Durante los primeros meses de la pandemia, los niños tuvieron clases a un lado del basurero. Era la única manera de evitar que se interrumpiera el programa y que las familias tiraran la toalla. Sin servicios básicos en casa, la educación a distancia nunca fue una opción. Además, fue la manera más práctica para que sus padres los dejasen antes de comenzar el tiro.
Dos historias que representan a la comunidad
Dentro del colegio hay un patio con un avioncito dibujado en el suelo de cemento. Del lado izquierdo está la cafetería y del derecho tres aulas. Al fondo está la oficina del profesor Miguel Ángel Bravo, que trabaja como jefe del proyecto, profesor y chofer del transporte escolar. Su mayor ilusión sería que un exalumno visite la escuela con un trabajo fuera de Escalerillas, pero también es realista: “Cuando el hambre entra por la puerta, cosas como la educación dejan de ser primordiales”.

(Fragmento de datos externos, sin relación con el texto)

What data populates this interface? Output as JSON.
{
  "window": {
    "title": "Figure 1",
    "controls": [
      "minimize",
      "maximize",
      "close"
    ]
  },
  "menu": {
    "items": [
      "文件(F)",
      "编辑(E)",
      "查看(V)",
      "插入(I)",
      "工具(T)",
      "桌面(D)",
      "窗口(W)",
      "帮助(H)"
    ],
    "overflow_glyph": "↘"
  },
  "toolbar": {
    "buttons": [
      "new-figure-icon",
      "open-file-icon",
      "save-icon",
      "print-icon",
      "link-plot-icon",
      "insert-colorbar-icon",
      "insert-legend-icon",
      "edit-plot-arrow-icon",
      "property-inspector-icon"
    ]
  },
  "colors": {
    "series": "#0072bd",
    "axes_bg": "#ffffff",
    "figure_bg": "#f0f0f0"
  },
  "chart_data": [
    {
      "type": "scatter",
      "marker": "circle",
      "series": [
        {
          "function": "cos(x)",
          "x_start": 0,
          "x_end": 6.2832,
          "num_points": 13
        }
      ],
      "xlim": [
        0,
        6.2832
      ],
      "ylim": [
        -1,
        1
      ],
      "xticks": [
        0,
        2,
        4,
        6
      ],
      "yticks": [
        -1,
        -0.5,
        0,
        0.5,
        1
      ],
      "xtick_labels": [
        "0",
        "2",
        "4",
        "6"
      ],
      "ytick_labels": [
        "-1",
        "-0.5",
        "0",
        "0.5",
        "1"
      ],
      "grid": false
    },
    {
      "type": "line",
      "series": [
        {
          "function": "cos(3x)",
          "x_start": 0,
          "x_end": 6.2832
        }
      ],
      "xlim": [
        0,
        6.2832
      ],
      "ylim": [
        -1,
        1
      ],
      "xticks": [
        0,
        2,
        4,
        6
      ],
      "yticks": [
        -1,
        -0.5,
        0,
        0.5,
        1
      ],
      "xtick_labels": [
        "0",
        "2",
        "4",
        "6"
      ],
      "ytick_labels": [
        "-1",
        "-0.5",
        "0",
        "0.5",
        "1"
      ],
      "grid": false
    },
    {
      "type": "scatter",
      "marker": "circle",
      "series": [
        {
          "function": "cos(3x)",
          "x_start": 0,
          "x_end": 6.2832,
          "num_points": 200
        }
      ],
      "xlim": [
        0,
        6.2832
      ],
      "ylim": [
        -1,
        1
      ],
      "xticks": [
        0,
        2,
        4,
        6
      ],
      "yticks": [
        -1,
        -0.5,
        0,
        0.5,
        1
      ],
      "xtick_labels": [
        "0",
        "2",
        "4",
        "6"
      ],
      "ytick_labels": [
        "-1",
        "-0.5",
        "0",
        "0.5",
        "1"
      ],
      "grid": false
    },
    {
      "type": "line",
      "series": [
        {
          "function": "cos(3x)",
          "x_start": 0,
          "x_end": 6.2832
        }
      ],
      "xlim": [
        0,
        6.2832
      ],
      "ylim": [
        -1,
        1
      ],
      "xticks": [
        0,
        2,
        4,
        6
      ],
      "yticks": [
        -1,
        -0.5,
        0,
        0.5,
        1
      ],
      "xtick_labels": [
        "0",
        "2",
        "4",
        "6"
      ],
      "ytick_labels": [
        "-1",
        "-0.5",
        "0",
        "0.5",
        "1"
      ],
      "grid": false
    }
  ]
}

Cada alumno es una historia diferente. Es difícil seleccionar una sobre otra porque todas resumen la lucha diaria de los menores de la comunidad por recibir una educación. Eduardo, por ejemplo, tiene 17 años y ha cumplido su primer año en el colegio. Cuando habla muestra sus manos, llenas de ampollas y costras. Si tiene tiempo, ayuda a su mamá a buscar cosas entre la basura para vivir. Contarlo no es fácil para él y por momentos se interrumpe para suspirar. Junto con Rocío, es de los más grandes en edad en el plantel. Y desde hace poco estudia con unas tabletas que le fueron donadas a la Fundación.
Es mediodía. Ya casi es hora del descanso. Perla, la hermanita de nueve años de Rocío, se sienta un momento en la oficina del director. Es toda sonrisa. Su gorro color azul cubre su cabello negro que apenas se le nota sobre las orejas. Le gusta ser entrevistada, pero le molesta haber interrumpido la clase de matemáticas, su favorita. Ella ya lo tiene todo resuelto: “Quiero ser contadora pública”.